Tencent Weibo Exits Arena After a Decade of Battle Against Sina Weibo

Tencent on Sept. 4 announced to officially terminate the service and operation of its microblogging website Tencent Weibo at 11:59 pm on Sept. 28, Beijing local time, marking the end of the decade-long battle between Sina Weibo and Tencent Weibo.

The announcement was issued on Tencent Weibo’s official website, stating that “due to business adjustments, services and operations will be suspended at 23:59 on Sept. 28, 2020. You (Users) will not be able to log in afterwards. You (Users) can back up relevant information before the shut down if necessary.”

Launched in April 2010 and backed by Internet giant Tencent, Tencent Weibo became a strong rival against Sina Weibo, which was developed by Sina Corporation months earlier in August 2009.

On May 1, 2010, Tencent began to invite users to register their Weibo account.

Then on Nov. 11 in the following year, Liu Chiping, president of Tencent, revealed that Tencent Weibo grew rapidly in the third quarter of 2011.

As of Sept. 30 that year, its number of registered users exceeded 310 million, achieving an increase of more than 70 million from the end of June. Meanwhile, the number of daily active users (DAUs) surpassed 50 million.

While Tencent Weibo was celebrating its swift growth in DAUs and registered users, Sina Weibo announced that its number of registered users reached 250 million and had twice the number of active users as Tencent, with the goal to add more social network functions and raise user loyalty.

Two invisible parties, Qzone and WeChat, also participated in the battle, namely between Sina Weibo and Tencent Weibo, accelerating the defeat of Tencent Weibo.

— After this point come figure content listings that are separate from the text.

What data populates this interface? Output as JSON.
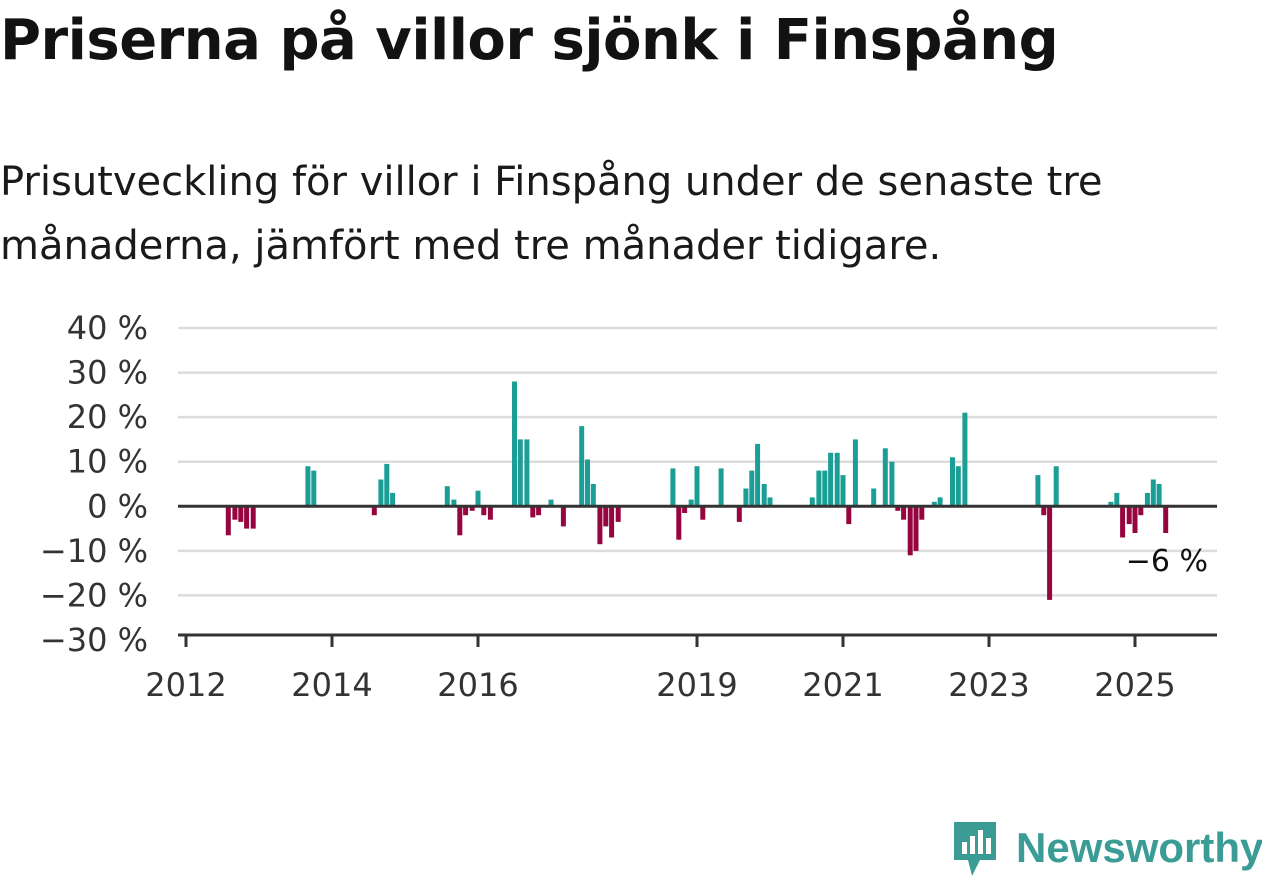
{
  "title": "Priserna på villor sjönk i Finspång",
  "subtitle": "Prisutveckling för villor i Finspång under de senaste tre månaderna, jämfört med tre månader tidigare.",
  "brand": {
    "name": "Newsworthy",
    "color": "#3a9c94"
  },
  "colors": {
    "positive": "#1a9e96",
    "negative": "#96053f",
    "grid": "#dcdcdc",
    "axis": "#333333"
  },
  "chart_data": {
    "type": "bar",
    "y_unit": "%",
    "ylim": [
      -30,
      40
    ],
    "yticks": [
      40,
      30,
      20,
      10,
      0,
      -10,
      -20,
      -30
    ],
    "ytick_labels": [
      "40 %",
      "30 %",
      "20 %",
      "10 %",
      "0 %",
      "−10 %",
      "−20 %",
      "−30 %"
    ],
    "xtick_labels": [
      "2012",
      "2014",
      "2016",
      "2019",
      "2021",
      "2023",
      "2025"
    ],
    "xtick_values": [
      2012,
      2014,
      2016,
      2019,
      2021,
      2023,
      2025
    ],
    "xlim": [
      2012,
      2026.1
    ],
    "grid": true,
    "annotation": {
      "text": "−6 %",
      "value": -6
    },
    "x": [
      2012.58,
      2012.67,
      2012.75,
      2012.83,
      2012.92,
      2013.67,
      2013.75,
      2014.58,
      2014.67,
      2014.75,
      2014.83,
      2015.58,
      2015.67,
      2015.75,
      2015.83,
      2015.92,
      2016.0,
      2016.08,
      2016.17,
      2016.5,
      2016.58,
      2016.67,
      2016.75,
      2016.83,
      2017.0,
      2017.17,
      2017.42,
      2017.5,
      2017.58,
      2017.67,
      2017.75,
      2017.83,
      2017.92,
      2018.67,
      2018.75,
      2018.83,
      2018.92,
      2019.0,
      2019.08,
      2019.33,
      2019.58,
      2019.67,
      2019.75,
      2019.83,
      2019.92,
      2020.0,
      2020.58,
      2020.67,
      2020.75,
      2020.83,
      2020.92,
      2021.0,
      2021.08,
      2021.17,
      2021.42,
      2021.58,
      2021.67,
      2021.75,
      2021.83,
      2021.92,
      2022.0,
      2022.08,
      2022.25,
      2022.33,
      2022.5,
      2022.58,
      2022.67,
      2023.67,
      2023.75,
      2023.83,
      2023.92,
      2024.67,
      2024.75,
      2024.83,
      2024.92,
      2025.0,
      2025.08,
      2025.17,
      2025.25,
      2025.33,
      2025.42,
      2025.5,
      2025.58
    ],
    "values": [
      -6.5,
      -3,
      -3.5,
      -5,
      -5,
      9,
      8,
      -2,
      6,
      9.5,
      3,
      4.5,
      1.5,
      -6.5,
      -2,
      -1,
      3.5,
      -2,
      -3,
      28,
      15,
      15,
      -2.5,
      -2,
      1.5,
      -4.5,
      18,
      10.5,
      5,
      -8.5,
      -4.5,
      -7,
      -3.5,
      8.5,
      -7.5,
      -1.5,
      1.5,
      9,
      -3,
      8.5,
      -3.5,
      4,
      8,
      14,
      5,
      2,
      2,
      8,
      8,
      12,
      12,
      7,
      -4,
      15,
      4,
      13,
      10,
      -1,
      -3,
      -11,
      -10,
      -3,
      1,
      2,
      11,
      9,
      21,
      7,
      -2,
      -21,
      9,
      1,
      3,
      -7,
      -4,
      -6,
      -2,
      3,
      6,
      5,
      -6,
      0,
      0
    ]
  }
}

The purpose of Tencent Weibo was to reach more users that Tencent QQ, an instant messaging application also known as QQ, failed to touch upon.

The truth, however, went in the opposite direction.

“I started to use it in 2011 when I was in middle school,” Mengyao Chen, a then loyal user of Tencent Weibo and now a post graduate student from Nanjing said.

As an ardent user of QQ, Mengyao loved sharing her everyday life on both QQ’s Qzone and Tencent Weibo. “The default sharing option bound Tencent Weibo and Qzone so that the same content could be synced on both platforms,” she said.

However, she mentioned that she and her friends interacted with each other over the same posts less on Tencent Weibo while more than on Qzone.

Developed and released in 2005, Qzone still exists as an active social networking website, outliving Tencent Weibo with its wider popularity among users.

WeChat was yet another factor that caused problems for Tencent Weibo.

The multi-purpose messaging, social media and mobile payment app WeChat was also developed by parent company Tencent 9 years ago but gradually went viral as functions like WeChat pay developed in 2013.

As WeChat rose to become China’s “super app”, a large cohort of users shifted to WeChat and start posting text, photos and videos on “WeChat Moments.”

Then in 2014, Sina Corporation announced a spinoff of Weibo as an independent entity and filed an IPO and Sina Weibo (NASDAQ: WB) began pubic trading in April 2014.

SEE ALSO: Weibo-owner Sina Gets $41 per Share Bid from CEO-controlled company New Wave

Other than Tencent Weibo, other microblogging websites in China also chose to exit the market as Sina grew stronger.

In November 2014, users could only browse existing content on Sohu Weibo but could not post new content on the website.

In the same month, Netease Weibo announced that it officially shut down and encouraged users to transfer to LOFTER, its light blog brand.

The news of Tencent Weibo shutting down became a trending topic on Sina Weibo with the hashtag #Tencent Weibo Shut Down Operation on Sept. 28# on Sept. 5.